Matthew – “We took a tour of a mine owned by Newmont in Colorado. We got to see an actual operating open-pit mine. That was the coolest thing I saw.”
Hadlie – “We were in the Fresno Mine area (near Terlingua, Texas) and there was this huge travertine (limestone) deposit that we got to explore. Every place we went was so different and we got to see a lot of different things throughout Field Camp.”
What was your favorite aspect of Field Camp?
Hadlie – “Camping was my favorite part because it was full-on geology and getting that complete experience. There weren’t any showers and it was kind of crazy while we were there, but also really fun. Those are my favorite stories to tell since we got back.”
Matthew – “Being out in the field for a whole month just concentrating on geology – that was really cool.
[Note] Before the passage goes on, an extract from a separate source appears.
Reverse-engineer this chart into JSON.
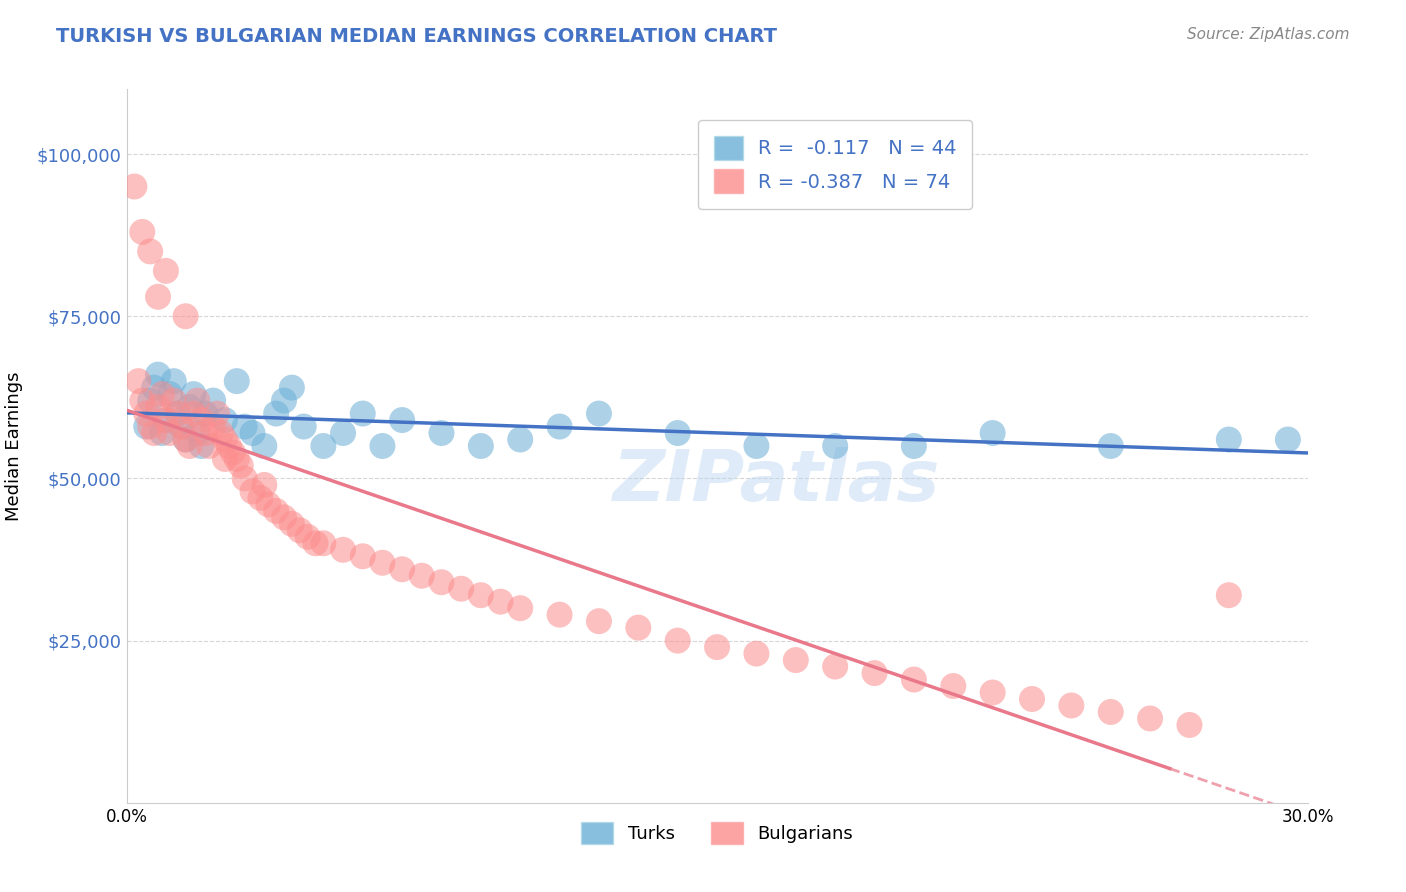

It was pretty intense. We were doing geology field work every day, but that was my favorite part.”
Do you have a favorite Field Camp story?
Megan – “For Dr. Joe and Dillon Hughes’ birthday, we found this water trough and we all got to swim in it after one of the field days. We all looked kind of funny, swimming around in a tank in our hiking gear. Sand Mountain in Nevada was also a lot of fun. We hiked to the top of it and some of the others were just dying.”
Matthew – “We were at the Dom Rock in Big Bend, and we all signed a piece of paper and put it in a plastic water bottle. We hid it at Dom Rock like in that movie, “Fandango.” We basically made a geocache. We also did it at Slate Mountain in Nevada, and we actually found the geocache left there by the previous Field Camp in 2016.”
Are you glad you went to Field Camp?
Hadlie – “I’m extremely glad I want and I’d go back in a heartbeat. I was ready to get home and sleep in my own bed. But the next day, I woke up and none of us were together. I instantly missed it.”
Matthew – “I’m glad I did ASU’s Field Camp rather than going somewhere else. I knew everyone on the trip, and that made it that much more fun.”
Megan – “Yes! It was a lot of fun. It was a lot of work, but it was a blast at the same time. I was excited to get home, but after about a week, I really missed it. It was an once-in-a-lifetime experience.”